Baltimore Science Fiction Society
- Abbreviation: BSFS
- Established: January 5, 1963; 63 years ago
- Type: Literary society, 501(c)(3)
- Headquarters: 3310 East Baltimore Street Baltimore, Maryland 21224
- Location(s): PO Box 686 Baltimore, Maryland 21203;
- Origins: Washington Science Fiction Association (WSFA)
- Region served: Baltimore metropolitan area
- Products: Balticon
- Services: Young Writers Contest, Books for Kids, lending library
- Field: Science fiction
- Publication: BSFAN
- Awards: Compton Crook Award; Robert A. Heinlein Award;
- Website: bsfs.org

= Baltimore Science Fiction Society =

Literary organization in Baltimore, Maryland, USA

The Baltimore Science Fiction Society (BSFS) is a literary organization focusing on science fiction, fantasy and related genres. A 501(c)3 literary society based in Baltimore, Maryland, the BSFS sponsors Balticon, the Maryland Regional Science Fiction Convention.

==Activities==

BSFS sponsors a young writers contest for Maryland students named the "Jack L. Chalker Young Writers Contest." BSFS conducts the annual Bobby Gear Memorial Charity Auction to fund the BSFS Books for Kids program which gives free reading books to students in cooperation with a Maryland school/schools.

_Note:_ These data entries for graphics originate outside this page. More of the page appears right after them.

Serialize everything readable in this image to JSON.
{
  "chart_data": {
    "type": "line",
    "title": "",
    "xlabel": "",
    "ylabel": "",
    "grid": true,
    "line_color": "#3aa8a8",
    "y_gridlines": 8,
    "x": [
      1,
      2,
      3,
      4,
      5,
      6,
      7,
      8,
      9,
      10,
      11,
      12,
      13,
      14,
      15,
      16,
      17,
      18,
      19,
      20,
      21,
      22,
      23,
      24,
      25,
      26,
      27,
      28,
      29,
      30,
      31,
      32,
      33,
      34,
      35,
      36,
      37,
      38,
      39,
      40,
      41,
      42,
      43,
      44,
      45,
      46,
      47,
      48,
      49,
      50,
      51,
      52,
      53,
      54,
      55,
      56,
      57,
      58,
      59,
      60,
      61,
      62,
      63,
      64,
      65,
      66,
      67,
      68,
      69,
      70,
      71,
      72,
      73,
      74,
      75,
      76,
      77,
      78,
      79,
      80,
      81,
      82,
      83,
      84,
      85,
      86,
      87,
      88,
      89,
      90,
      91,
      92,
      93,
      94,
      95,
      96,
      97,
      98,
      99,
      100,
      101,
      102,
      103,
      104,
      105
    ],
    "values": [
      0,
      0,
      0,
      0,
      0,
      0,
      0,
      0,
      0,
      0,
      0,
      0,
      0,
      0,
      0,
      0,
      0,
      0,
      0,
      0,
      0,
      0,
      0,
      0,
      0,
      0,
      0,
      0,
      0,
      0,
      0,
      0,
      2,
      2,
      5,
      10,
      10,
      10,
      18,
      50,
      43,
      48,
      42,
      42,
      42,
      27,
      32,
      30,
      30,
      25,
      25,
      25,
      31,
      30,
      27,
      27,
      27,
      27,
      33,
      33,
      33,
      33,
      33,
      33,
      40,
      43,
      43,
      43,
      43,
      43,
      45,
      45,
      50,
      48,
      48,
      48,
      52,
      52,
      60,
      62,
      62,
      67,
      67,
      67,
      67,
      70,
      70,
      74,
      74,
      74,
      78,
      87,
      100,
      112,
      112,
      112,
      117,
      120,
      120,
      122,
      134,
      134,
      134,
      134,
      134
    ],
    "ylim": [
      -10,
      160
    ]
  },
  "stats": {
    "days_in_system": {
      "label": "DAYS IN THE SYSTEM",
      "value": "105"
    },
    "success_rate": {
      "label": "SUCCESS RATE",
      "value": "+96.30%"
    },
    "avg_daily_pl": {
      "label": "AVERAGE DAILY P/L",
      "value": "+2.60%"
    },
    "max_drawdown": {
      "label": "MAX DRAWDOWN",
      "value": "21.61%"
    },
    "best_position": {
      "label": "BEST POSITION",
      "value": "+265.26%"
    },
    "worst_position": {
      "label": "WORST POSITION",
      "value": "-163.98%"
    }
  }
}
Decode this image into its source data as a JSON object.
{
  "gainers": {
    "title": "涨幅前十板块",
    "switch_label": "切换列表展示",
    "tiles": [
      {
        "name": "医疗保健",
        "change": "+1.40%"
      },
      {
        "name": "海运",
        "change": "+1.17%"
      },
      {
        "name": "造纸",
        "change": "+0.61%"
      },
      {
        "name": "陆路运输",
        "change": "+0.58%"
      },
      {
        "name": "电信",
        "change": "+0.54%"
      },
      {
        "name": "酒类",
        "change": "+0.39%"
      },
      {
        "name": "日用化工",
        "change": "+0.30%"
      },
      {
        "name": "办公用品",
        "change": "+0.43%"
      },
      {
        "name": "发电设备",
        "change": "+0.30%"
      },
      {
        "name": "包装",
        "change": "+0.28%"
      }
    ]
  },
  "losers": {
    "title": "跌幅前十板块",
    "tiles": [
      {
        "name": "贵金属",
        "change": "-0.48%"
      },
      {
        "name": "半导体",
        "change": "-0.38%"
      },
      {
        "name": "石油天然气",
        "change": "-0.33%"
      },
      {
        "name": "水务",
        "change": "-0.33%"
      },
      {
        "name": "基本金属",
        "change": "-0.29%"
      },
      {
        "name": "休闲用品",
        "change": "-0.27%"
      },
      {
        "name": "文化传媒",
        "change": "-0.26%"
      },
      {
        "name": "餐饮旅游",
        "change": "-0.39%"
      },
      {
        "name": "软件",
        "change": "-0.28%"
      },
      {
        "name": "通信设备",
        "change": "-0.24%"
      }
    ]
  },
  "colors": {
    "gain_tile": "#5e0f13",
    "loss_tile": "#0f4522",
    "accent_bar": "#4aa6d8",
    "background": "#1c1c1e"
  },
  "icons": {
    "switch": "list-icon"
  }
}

The BSFS has presented the Compton Crook Award each year since 1983. The award is given to the year's best debut novel in the SFF genre. Compton Crook, who wrote under the pseudonym Stephen Tall, was a science fiction author, long-time Baltimore resident, and professor at Towson University.

Since 2013, the BSFS has administered the Robert A. Heinlein Award.

==History==
The Baltimore Science Fiction Society was first formed on January 5, 1963, on the back seat of a Trailways bus, by people returning from a meeting of the Washington Science Fiction Association (WSFA). Four years later, the group held its first Balticon. This convention was planned in part as a promotion for Baltimore's Worldcon bid. The club went into suspension in 1968 and was re-organized in 1974.

===Tax exemption lawsuit===

In 2001, the BSFS applied for a property tax exemption on the basis that its building was used for educational purposes. The State Department of Assessments and Taxation (SDAT) denied the exemption. BSFS appealed to the Tax Court, which reversed SDAT's decision. SDAT appealed to the circuit court, which ruled that promoting science fiction was not an educational purpose. Finally, BSFS appealed to the Court of Special Appeals, which reversed the circuit court decision and granted the exemption.

Throughout this process, SDAT argued that BSFS was a social or hobby club, not educational. The Tax Court rejected SDAT's narrow definition of "educational purposes", finding that there is "a certain affinity between 'educational' and literary functions and activities."